Really hilarious. The main character is a nerd, who has beard, and his girlfriend is academia (sociology, i think). She undertakes a study of what beards mean.
"In short order, Charlene proved that having a beard was just one element of a syndrome strongly correlated to racist and sexist attitudes, and to the pattern of emotional unavailability so often bemoaned by the female partners of white males, especially ones who were technologically oriented."
It's a great book, especially if you're a nerd.
Offbeat article, but I like it.
Give me
No Morpheus?
In all of Rivero's article, not one mention of Fishburne's portrayal of Morpheus in The Matrx?

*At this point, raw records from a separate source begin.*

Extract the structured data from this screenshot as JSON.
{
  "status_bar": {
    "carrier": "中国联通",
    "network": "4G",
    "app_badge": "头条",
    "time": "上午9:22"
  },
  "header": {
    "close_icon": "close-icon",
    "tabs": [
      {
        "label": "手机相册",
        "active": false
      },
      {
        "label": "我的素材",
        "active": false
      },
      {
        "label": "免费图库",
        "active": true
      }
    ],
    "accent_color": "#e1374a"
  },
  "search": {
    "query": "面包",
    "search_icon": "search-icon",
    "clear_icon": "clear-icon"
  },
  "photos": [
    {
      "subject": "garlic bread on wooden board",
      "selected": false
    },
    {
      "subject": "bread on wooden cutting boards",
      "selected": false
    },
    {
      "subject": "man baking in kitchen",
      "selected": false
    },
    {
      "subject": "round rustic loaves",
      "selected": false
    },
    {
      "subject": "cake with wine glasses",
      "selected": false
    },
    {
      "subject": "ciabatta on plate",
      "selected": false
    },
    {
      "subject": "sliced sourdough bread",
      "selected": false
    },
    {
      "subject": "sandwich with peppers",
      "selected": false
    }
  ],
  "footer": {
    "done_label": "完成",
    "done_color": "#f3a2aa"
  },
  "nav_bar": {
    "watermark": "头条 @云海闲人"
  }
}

Morpheus is a nerd's hero,
Morpheus is a nerd's hero, but is he a nerd?
Nerd. Nerd's hero.
Close enough.
On the subject of Morpheus.
P6, since I brought up the Morpheus character in the Matrix, let me pose this one to you:
As interesting as the Morpheus character was, the writers still didn't manage to break out of the predictable Hollywood pattern of casting the main black character as the facilitator of a white character's journey of self-discovery.
Can you name some of your favorite movies or characters that succeed in this regard?
Actually, no. I'm not that
Actually, no. I'm not that big on movies, and lean toward the science fiction/fantasy genre anyway. It's easier for me NOT to invest terrestrial race identity on aliens than it is for me to NOT judge Thomas Jefferson to be a racist of current understanding.